Wer war schuld an einem Unfall auf der A8 bei Elchingen? Ein Autofahrer und ein Lkw-Fahrer beschuldigten sich gegenseitig. Die Polizei fand durch die Spurenanalyse die Wahrheit heraus.

Soeren Stache/dpa
  • Unfall auf der A8 bei Elchingen: Autofahrer und Lkw-Fahrer beschuldigten sich gegenseitig.
  • Der 63-Jährige behauptete, ein Lkw habe ihn mehrfach gerammt und flüchten wollen.
  • Lkw-Daten und Spurenanalyse widerlegten dies – der Lkw-Fahrer schilderte korrekt.
  • Der Pkw fuhr erst auf dem Seitenstreifen, dann vor den Lkw und touchierte dessen Front.
  • Es gab keine Verletzten, der Schaden beträgt etwa 4.000 Euro; Ermittlungen laufen.

Die Zusammenfassung wurde durch künstliche Intelligenz erstellt.

Für einige Überraschung sorgte am Freitagnachmittag (05.06.2026) ein Verkehrsunfall auf der A8 zwischen Ulm und Elchingen.

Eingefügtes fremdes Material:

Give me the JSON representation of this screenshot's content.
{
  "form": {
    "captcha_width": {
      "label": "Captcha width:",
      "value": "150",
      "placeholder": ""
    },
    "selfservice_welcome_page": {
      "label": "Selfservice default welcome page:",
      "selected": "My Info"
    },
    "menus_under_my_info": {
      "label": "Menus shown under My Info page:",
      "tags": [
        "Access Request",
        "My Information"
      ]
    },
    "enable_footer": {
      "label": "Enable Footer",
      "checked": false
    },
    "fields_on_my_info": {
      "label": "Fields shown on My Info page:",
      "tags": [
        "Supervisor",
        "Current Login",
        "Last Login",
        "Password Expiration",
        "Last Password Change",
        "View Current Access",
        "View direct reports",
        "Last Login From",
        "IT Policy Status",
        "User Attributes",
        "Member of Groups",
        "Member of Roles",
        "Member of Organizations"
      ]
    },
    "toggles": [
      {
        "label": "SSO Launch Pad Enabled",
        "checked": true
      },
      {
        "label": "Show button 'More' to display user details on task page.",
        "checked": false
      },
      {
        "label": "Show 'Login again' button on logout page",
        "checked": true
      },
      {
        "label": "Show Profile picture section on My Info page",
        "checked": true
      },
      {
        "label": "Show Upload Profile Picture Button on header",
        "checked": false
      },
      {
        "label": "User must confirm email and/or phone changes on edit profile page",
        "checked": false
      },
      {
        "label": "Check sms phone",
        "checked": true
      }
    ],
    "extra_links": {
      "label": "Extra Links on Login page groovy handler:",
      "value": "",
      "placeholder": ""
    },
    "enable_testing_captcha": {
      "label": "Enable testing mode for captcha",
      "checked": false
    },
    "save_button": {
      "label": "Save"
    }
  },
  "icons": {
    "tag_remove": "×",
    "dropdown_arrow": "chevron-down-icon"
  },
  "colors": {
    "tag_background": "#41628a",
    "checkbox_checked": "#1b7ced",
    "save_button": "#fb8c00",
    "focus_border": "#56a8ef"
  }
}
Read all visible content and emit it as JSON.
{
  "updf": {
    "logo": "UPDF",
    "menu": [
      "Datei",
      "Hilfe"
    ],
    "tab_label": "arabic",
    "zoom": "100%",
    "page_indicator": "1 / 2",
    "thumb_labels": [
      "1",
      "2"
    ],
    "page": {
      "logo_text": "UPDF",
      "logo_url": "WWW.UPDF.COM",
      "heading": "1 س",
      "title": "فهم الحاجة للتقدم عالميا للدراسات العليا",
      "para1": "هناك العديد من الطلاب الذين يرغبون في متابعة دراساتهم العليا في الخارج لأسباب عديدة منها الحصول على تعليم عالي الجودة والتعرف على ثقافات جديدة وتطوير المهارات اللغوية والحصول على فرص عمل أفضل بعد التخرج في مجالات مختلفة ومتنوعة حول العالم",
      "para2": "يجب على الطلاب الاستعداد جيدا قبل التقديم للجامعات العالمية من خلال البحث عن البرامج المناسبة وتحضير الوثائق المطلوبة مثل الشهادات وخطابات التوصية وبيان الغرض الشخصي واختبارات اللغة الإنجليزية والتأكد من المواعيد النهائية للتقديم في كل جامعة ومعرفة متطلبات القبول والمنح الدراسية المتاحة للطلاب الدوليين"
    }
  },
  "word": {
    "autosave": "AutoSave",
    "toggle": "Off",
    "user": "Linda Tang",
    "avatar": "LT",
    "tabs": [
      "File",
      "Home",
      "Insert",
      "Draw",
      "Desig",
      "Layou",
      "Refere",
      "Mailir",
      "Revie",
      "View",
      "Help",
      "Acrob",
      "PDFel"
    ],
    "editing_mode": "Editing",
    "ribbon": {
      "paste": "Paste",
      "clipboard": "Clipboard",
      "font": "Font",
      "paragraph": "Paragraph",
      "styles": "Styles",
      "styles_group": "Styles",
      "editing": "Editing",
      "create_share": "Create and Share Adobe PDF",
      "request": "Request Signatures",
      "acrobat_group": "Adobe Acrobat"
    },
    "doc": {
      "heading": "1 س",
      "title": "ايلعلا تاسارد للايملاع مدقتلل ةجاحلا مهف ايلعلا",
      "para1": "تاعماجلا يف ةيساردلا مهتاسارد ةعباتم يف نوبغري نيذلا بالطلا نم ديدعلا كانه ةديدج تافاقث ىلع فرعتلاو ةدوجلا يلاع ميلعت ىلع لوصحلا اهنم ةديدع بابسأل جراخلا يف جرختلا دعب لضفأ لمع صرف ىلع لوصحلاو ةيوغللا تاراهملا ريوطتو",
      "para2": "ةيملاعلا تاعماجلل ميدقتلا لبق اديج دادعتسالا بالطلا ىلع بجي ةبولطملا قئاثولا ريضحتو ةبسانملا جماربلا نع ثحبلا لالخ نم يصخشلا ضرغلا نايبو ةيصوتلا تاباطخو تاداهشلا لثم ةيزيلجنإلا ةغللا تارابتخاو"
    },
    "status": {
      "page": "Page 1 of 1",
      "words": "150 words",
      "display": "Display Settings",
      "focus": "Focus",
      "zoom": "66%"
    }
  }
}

Als die Verkehrspolizei zu einem Parkplatz zwischen Ulm/Ost und Oberelchingen gerufen wurde, schilderte ein 63-jähriger Autofahrer den Beamten, ein Lastwagen sei ihm mehrfach aufgefahren und habe anschließend das Weite suchen wollen.

Der 42 Jahre alte Lkw-Fahrer aus Georgien erzählte jedoch eine ganz andere Geschichte. Und die Ermittlungen gaben schließlich ihm recht.

Lkw-Daten helfen bei den Ermittlungen

Mithilfe der Daten aus dem Kontrollgerät des Sattelzugs konnten die Polizisten die Unfallstelle genau bestimmen. Auch die Schäden an den Fahrzeugen passten nicht zur Darstellung des Autofahrers. Nach bisherigen Erkenntnissen war der Mann im Bereich Ulm-West auf dem Seitenstreifen unterwegs gewesen und anschließend direkt vor dem Lastwagen eingeschert. Dabei touchierte sein Pkw die Front des Sattelzugs.

Die Rollen waren damit schnell vertauscht: Aus dem vermeintlichen Unfallopfer wurde der mutmaßliche Verursacher. Verletzt wurde bei dem Zusammenstoß niemand. Den Sachschaden schätzt die Polizei auf rund 4.000 Euro. Gegen den 63-Jährigen laufen nun entsprechende Ermittlungen.